Никакой поворот интимной ситуации не должен был бы сбить его с толку или смутить.
Конечно же, в реальности все происходило гораздо более «обстоятельственно». По дембелю Вадима и тех, кто увольнялся вместе с ним, докинули вертолетом до Мурманска, вместе с ними отправился на очередное свидание со своею литературой и товарищ прапорщик. От Мурманска ехали в холодном, грязном плацкарте, вместе с двумя десятками подводников и моряков. Стоило вагону тронуться, как из саквояжей и чемоданов сами собой стали выползать бутылки с портвейном и банки с тушенкой. Через полчаса вагон гудел в прямом и переносном смысле, с трудом удерживаясь на рельсах. Прапорщик не стал отрываться от народа, опьянел настолько, что пошел делать замечание подводникам, горлопанившим в соседнем полукупе. Вернулся, разумеется, с расквашенной физиономией, упал маленькой, набитой невысказанными матюками головой на сложенные крестом руки и заплакал. «Вовку Сурина, прямо по морде!» Защищать его недоофицерскую честь никто и не подумал, потому что с противоположной стороны вагона прилетели звуки смеющихся женских голосов. От внезапно переполнившего волнения Вадим выпрямился и даже отставил в сторону стакан. Двое его сотоварищей погранцов, самых порицаемых по службе, но, видимо, самых ходких по жизни, тут же нырнули в направлении звуков. «Вовку Сурина, прямо по морде!» — продолжал пускать слюни обиды прапорщик. Он мешал Вадиму, тот изо всех сил прислушивался к тому, что происходит за соседней перегородкой. Оттуда некоторое время раздавался смешанный хохот и звон сдвигаемых стаканов, потом голоса сделались мягче и интимнее. Появилась простыня, отделившая зону веселья от остального вагона. И начало, судя по всему, происходить то самое! Барков яростно переглядывался с теми парнями, что остались в купе, и думал, о том, что если его глаза блестят так же, как у них, то выглядит он ужасающе.

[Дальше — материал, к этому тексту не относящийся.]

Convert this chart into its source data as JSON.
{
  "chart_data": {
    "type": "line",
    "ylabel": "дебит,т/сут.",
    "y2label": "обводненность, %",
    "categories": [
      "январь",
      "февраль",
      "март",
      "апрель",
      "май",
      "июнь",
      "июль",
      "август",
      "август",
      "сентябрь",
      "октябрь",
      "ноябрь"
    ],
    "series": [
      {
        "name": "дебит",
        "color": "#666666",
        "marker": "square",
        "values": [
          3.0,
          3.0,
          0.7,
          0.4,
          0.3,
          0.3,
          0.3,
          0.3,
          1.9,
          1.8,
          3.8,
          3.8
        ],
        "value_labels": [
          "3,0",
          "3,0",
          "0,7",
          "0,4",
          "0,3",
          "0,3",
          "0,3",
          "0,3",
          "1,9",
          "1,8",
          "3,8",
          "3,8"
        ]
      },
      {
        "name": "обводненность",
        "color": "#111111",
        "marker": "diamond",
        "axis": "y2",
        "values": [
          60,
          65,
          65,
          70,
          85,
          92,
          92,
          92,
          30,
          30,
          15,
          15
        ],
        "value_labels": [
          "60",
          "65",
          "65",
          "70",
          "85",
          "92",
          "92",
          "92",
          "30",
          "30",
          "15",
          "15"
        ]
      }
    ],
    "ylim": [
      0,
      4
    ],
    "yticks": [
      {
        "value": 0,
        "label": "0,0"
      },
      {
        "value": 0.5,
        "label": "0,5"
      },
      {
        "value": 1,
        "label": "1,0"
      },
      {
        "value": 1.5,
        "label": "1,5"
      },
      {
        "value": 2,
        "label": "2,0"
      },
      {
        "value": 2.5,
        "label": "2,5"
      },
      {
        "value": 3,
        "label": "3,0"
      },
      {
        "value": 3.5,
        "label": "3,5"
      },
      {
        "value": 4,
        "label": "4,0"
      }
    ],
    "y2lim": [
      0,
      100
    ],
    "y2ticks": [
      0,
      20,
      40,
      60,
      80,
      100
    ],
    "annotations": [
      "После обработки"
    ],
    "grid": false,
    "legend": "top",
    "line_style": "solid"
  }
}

Прошло минут с двадцать, и из-за «женской» перегородки выглянул деловар Куницын. Сыто зевая, сказал.
— Эй, Чех, Кузя, давайте на смену, а мы тут в тамбур покурить.

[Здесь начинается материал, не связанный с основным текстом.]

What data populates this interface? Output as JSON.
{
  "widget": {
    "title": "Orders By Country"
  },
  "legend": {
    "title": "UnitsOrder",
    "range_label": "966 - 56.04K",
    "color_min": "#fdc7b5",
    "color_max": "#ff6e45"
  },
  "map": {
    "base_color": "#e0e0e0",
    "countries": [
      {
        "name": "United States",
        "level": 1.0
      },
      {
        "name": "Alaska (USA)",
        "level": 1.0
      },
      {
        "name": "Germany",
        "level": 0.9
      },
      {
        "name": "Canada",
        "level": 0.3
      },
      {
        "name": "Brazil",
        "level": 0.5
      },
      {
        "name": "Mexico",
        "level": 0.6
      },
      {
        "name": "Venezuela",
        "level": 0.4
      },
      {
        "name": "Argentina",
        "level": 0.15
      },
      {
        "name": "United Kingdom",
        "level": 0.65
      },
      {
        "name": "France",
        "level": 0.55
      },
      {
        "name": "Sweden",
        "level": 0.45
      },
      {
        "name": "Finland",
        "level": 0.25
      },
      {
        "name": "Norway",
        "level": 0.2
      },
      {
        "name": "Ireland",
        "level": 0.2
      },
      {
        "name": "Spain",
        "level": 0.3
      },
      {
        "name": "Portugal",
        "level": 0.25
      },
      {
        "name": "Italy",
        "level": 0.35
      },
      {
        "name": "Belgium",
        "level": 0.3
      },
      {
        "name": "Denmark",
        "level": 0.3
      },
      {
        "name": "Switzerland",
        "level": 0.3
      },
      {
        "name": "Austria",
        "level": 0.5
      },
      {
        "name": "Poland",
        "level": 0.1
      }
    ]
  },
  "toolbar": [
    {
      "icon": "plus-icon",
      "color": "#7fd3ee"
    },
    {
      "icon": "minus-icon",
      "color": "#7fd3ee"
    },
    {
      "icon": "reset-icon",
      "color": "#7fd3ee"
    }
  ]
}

Вадим остался в купе один. Продолжая чутко и даже как-то теперь уж, обреченно прислушиваться. Было понятно, что следующая «очередь» его. Тут поднял голову Сурин, и, глядя на взволнованного солдатика мутными, нездешними глазами, попытался вытереть лицо тыльными сторонами ладоней, лицо у него было скользкое, будто облитое водой из бутылки.

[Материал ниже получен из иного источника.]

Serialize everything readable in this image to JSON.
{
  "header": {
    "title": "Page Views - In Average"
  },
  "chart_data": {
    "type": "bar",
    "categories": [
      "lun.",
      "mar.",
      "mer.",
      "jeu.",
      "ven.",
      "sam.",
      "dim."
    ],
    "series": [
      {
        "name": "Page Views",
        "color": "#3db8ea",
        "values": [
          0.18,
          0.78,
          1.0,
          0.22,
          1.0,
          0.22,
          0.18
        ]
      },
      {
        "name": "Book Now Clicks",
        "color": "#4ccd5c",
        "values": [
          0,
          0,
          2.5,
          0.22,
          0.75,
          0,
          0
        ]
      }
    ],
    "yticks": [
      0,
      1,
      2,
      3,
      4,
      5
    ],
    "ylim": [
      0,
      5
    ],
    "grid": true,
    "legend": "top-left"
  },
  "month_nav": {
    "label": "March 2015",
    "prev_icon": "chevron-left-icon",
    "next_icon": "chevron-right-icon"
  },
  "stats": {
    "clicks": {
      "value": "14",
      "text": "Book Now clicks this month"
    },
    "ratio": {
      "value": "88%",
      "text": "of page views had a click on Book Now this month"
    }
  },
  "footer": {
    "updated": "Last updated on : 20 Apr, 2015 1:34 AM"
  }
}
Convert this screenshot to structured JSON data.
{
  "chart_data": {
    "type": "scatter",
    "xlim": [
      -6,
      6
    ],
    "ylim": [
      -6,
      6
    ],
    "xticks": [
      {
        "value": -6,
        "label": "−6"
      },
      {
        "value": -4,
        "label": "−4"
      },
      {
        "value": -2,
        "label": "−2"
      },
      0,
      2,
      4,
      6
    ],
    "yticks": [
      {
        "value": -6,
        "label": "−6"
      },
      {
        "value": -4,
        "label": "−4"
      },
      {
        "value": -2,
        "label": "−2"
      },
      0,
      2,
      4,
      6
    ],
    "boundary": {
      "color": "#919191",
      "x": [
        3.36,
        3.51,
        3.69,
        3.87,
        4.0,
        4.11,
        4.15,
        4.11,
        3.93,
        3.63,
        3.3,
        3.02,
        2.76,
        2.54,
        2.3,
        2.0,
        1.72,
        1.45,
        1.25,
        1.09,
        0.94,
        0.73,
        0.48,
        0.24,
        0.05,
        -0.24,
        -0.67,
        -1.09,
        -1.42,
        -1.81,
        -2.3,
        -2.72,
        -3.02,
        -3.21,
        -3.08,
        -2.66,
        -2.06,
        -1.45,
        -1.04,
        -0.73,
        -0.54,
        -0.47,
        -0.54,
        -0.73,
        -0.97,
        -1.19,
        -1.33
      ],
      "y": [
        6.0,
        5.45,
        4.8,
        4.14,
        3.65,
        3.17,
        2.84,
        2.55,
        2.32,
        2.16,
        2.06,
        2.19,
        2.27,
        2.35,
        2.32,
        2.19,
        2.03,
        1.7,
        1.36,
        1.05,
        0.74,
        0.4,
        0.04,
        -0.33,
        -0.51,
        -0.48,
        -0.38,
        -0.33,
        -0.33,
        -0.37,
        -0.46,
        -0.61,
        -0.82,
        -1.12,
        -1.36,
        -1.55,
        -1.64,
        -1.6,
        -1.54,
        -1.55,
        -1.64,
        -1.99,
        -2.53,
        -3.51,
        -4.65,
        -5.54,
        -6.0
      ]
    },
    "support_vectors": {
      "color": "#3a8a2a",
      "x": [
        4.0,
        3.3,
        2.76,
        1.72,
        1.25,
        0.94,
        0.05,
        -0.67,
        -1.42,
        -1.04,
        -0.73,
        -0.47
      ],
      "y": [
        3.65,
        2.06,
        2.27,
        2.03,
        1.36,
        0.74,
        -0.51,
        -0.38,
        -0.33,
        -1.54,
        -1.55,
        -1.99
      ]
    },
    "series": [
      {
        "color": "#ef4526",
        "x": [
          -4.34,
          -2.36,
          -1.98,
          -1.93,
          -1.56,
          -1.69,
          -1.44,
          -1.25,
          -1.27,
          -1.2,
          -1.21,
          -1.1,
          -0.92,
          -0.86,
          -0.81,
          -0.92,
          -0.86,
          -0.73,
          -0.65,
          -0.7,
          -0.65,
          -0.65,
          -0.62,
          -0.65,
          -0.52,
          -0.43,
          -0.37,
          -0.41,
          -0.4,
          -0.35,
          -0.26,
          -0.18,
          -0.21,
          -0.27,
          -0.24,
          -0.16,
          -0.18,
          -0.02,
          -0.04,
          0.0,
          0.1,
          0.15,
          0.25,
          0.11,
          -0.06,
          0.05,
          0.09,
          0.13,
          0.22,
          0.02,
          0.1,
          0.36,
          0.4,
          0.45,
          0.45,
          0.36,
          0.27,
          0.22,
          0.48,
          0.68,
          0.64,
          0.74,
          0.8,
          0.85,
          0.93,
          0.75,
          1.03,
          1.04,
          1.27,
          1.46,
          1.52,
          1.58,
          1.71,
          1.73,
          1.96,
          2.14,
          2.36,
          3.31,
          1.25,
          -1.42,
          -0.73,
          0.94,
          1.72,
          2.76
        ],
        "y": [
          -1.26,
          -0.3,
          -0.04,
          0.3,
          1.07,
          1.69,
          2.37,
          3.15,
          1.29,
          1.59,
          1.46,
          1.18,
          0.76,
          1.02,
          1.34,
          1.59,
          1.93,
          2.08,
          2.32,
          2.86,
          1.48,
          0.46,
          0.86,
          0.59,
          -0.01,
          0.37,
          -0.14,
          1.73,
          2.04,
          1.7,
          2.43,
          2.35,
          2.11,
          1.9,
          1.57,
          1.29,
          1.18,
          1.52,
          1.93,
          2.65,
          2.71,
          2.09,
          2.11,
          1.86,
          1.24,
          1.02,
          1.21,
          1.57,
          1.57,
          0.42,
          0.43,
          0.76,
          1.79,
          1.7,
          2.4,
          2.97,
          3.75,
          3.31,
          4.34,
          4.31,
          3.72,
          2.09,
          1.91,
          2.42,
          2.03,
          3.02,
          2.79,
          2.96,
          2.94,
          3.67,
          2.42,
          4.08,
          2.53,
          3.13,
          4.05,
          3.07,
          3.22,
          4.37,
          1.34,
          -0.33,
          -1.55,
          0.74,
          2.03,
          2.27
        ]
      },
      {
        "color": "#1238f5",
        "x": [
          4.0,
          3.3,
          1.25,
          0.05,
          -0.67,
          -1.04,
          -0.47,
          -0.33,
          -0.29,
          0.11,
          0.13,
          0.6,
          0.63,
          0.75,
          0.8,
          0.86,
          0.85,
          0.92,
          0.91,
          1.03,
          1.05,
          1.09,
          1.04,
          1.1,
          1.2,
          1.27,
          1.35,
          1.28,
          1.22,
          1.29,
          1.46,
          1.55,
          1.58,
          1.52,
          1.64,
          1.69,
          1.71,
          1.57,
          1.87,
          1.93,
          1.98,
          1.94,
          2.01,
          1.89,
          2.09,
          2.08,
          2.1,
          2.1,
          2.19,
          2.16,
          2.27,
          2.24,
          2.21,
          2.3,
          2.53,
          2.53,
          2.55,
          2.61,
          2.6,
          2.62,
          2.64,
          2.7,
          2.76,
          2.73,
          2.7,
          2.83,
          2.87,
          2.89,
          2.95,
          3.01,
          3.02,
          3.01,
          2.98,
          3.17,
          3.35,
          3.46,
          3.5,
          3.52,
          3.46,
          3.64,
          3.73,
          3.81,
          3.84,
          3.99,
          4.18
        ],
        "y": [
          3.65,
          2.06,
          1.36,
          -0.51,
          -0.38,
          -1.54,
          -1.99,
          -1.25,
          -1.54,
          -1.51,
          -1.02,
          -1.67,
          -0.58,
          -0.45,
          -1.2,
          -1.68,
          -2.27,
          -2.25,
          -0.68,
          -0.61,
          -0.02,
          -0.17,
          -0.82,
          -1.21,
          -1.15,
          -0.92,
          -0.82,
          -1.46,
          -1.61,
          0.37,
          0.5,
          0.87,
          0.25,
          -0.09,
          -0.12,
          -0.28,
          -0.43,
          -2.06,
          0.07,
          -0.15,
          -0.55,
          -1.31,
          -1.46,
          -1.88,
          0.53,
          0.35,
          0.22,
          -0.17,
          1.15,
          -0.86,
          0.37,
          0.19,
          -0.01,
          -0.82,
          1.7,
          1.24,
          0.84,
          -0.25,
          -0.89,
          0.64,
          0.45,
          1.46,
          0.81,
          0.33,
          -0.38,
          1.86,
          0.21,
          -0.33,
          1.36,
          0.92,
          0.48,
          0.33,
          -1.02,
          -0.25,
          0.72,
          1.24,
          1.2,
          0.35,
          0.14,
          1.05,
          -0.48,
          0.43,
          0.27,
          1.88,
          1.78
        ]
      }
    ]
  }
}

За ближайшей стенкой что-то двигалось, сопело, взлетали тупые смешки.
Прапорщик вытер глаза тыльными сторонами ладоней и открыл рот:
— Пройдя меж пьяными… дыша духами и туманами, она садится у окна… Шиповник так благоухал, что чуть не превратился в слово.
Невидимые жуткие чудеса за стенкой продолжались. Вадим с ужасом наблюдал за работой щербатой прапорщицкой пасти.
— …Года проходят мимо, все в облике одном, предчувствую тебя… лежала раздвоивши груди, и тихо, как вода в сосуде, стояла жизнь ее во сне.
Появился Куницын, удовлетворенно покряхтывая, уселся рядом, хлебнул винца, рассказал, какими гигеническими приемами воспользовался в тамбуре во избежание венерических последствий.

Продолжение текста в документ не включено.